Recommendations for the first dental examination and to establish a “dental home” include the following :

1. Immediate referral for infants with an apparent dental problem due to trauma, disease, or developmental abnormality

2. Examination at no later than 6 months after eruption of the first tooth for infants at high risk for dental disease

3. Examination at no later than 18 months for infants not at high risk for dental disease [6].
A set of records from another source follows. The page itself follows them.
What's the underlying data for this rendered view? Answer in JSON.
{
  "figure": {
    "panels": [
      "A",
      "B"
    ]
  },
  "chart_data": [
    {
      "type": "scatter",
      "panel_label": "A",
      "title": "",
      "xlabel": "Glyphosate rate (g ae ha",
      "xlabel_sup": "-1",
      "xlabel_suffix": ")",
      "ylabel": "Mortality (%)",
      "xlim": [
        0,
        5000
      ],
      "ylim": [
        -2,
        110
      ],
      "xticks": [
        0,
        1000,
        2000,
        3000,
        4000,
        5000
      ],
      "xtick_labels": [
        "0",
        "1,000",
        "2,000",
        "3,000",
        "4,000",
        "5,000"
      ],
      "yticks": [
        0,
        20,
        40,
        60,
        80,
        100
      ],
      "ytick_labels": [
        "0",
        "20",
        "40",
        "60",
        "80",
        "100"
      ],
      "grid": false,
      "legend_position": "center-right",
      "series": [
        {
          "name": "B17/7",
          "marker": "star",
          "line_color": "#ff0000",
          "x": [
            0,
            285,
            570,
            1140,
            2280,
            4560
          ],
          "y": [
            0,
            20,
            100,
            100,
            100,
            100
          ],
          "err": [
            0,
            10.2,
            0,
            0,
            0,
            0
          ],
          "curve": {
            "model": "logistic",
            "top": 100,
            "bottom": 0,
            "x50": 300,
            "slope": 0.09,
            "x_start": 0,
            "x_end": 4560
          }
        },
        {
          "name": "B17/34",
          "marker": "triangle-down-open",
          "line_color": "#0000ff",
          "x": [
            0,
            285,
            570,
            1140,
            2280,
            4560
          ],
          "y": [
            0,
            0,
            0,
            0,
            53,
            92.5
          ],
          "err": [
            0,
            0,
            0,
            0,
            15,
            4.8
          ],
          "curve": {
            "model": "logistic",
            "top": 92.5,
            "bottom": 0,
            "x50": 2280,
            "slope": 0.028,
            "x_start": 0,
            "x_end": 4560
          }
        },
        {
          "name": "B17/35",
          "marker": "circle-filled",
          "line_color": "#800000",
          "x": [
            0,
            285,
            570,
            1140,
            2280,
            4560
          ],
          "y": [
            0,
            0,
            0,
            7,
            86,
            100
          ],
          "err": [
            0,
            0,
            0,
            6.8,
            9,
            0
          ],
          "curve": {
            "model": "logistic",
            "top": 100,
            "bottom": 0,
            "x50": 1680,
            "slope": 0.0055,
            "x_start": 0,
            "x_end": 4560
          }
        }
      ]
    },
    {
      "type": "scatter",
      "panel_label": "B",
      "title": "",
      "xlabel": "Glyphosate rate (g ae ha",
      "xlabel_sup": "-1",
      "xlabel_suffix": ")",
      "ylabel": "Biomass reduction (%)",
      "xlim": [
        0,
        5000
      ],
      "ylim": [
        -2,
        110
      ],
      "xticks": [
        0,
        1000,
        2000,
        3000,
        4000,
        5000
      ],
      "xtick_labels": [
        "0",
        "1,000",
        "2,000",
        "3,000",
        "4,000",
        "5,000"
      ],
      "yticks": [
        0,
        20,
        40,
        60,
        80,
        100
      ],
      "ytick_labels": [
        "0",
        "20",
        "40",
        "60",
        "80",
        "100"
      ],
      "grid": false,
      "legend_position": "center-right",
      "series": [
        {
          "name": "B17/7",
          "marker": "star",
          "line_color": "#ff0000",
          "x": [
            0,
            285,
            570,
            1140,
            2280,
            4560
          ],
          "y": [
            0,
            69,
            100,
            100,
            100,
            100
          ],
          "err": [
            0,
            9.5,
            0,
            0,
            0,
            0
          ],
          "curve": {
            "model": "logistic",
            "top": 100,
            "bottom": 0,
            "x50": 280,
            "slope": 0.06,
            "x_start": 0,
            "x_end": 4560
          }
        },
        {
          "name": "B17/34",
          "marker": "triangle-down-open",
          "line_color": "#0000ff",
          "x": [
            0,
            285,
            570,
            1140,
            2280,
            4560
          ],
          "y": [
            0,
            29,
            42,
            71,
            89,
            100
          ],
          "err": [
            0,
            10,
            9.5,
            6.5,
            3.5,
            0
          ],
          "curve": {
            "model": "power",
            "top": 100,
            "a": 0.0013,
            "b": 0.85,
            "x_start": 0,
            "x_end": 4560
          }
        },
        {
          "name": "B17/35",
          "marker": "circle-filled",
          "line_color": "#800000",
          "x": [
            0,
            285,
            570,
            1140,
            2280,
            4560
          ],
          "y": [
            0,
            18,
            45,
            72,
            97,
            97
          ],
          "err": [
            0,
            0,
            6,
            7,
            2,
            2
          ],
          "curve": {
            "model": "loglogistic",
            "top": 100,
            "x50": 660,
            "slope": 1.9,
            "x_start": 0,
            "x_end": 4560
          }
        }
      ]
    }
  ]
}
Bright Futures—Guidelines for Health Supervision of Infants, Children, and Adolescents (Green, 1994) is a comprehensive and practical resource designed to assist health professionals and families to more effectively promote the health and well-being of all children and adolescents. It recommends an initial dental appointment at around 12 months of age to assess the infant's risk for dental disease, complete a clinical examination, provide anticipatory guidance information, and schedule a follow-up appointment (Nowak and Casamassimo, 1995) [13].

4. Conclusion

Dental caries is a diet related disease that continues to be a problem for majority of the population. Primary health care providers and dentists should thoroughly understand the relationship of diet to caries and conscientiously apply that knowledge to educate the patients in general as well as counsel special high risk individuals. [5] Most dental professionals do not incorporate nutritional counseling as a service in their practices due to time constraints, questions concerning dental insurance coverage, greater prioritization placed on dental procedures. Thus a collaborative effort is mandatory for the successful implementation of nutritional counseling in pediatric medical and dental settings. It is time to think and act together.